Her gün komsularını kuzeyden güneye ölümcül bombalamalarla hedef alan bir ülke, 200 tondan gıda yardımının ötesinde Gazze’ye hiçbir şey yapamaz ve Israil’i kontrol altına alamaz mı?
Bu basit bir şey. Erdoğan, Bin Selman, General Sisi, Şeyh Hamad, Şeyh Muhammed gibi liderler, İslam ve Arap dünyasının diğer gayretsiz şeyhleri, kralları ve prensleri gerçekten istiyorlarsa Israil olmaz,
Filistin topraklarına kavuşur ayrıca ABD ile NATO’nun Orta Doğu ve İslam ülkeleri üzerindeki sömürge hegemonyası kesinlikle sona erer, bu hızla gerçekleşir, dünya değişir.
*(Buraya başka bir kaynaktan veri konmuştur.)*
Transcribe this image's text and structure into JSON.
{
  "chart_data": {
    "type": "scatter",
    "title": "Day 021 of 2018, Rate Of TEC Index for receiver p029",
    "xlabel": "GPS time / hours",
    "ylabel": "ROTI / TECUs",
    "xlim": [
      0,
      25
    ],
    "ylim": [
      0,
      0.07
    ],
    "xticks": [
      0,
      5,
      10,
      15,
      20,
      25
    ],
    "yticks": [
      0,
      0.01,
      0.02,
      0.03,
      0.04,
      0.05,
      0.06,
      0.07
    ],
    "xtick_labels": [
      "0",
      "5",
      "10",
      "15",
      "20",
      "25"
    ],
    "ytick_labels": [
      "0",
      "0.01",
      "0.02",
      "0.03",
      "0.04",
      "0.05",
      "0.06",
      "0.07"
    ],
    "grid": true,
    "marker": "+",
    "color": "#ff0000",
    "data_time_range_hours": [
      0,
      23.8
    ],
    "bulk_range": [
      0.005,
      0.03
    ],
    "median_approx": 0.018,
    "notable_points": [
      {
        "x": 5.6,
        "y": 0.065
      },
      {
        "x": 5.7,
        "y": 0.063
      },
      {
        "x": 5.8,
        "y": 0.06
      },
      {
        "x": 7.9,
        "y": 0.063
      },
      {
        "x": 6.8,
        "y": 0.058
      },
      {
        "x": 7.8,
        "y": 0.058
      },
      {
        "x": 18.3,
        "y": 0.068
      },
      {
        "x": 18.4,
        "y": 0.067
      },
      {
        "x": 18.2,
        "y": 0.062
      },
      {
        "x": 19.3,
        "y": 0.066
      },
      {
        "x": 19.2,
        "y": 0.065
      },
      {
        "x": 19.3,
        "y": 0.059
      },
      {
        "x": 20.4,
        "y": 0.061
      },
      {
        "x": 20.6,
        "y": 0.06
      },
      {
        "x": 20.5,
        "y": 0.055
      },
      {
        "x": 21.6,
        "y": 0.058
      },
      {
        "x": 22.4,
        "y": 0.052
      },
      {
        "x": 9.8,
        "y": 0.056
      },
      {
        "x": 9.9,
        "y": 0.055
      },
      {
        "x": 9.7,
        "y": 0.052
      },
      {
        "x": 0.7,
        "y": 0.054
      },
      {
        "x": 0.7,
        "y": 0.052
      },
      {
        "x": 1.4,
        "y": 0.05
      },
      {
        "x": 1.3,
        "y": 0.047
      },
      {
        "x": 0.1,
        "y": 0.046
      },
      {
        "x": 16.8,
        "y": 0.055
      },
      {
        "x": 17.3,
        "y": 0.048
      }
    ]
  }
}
Bu yüzen kimse Erdoğan gibi ikiyüzlü aktörlerin popülist propagandalarına, duygusal konuşmalarına, sahte uyarılarına, insan hakları jestlerine aldırış etmesin ve inanmasın.
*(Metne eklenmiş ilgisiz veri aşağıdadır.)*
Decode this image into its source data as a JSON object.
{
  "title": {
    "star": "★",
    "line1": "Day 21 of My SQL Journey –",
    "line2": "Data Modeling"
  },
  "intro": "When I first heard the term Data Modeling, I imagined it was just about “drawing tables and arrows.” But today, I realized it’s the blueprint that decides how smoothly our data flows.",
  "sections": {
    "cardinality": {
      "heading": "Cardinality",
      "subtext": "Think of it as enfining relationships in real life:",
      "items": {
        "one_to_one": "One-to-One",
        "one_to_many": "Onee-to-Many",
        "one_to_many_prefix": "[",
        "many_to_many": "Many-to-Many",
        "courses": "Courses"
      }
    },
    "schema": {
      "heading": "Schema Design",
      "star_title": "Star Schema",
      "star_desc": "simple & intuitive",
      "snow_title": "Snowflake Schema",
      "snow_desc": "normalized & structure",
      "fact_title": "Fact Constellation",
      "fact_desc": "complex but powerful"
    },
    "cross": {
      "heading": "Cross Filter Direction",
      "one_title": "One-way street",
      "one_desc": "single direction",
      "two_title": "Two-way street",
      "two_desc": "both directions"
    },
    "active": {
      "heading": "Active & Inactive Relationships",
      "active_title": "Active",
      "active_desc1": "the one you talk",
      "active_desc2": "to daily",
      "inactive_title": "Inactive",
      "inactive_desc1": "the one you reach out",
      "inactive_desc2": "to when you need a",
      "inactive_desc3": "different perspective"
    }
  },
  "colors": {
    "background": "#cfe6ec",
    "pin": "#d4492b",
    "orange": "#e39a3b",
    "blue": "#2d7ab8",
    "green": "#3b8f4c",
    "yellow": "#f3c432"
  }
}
Gerçek ayna Gazze’dedir. Savunmasız Filistin halkının içler acısı durumu, Amerika ve Avrupa’nın tam desteğiyle Israil’in cani rejimi tarafından bu insanların kanları, yaraları, yıkımları, açlıkları ve kademeli olarak toplu katliamları sunu açıkça gösteriyor ki Erdoğan gibi liderlerin yanı sıra İslam-Arap dünyasının diğer kukla kralları ve sultanları nerede duruyor, neden hiçbir şey yapmıyorlar?
Israil de Erdoğan ve Bin Selman gibi isimlerin propaganda sözlerini, kınama açıklamalarını da hiç önemsemiyor. Zira perde arkasında bu sahte rejimin kayıtsız şartsız vesayeti altında olduklarını, kendi kaderlerine ve milletlerine hükmetme konusunda Amerika’nın iradesine ve gücüne teslim olduklarını biliyor.”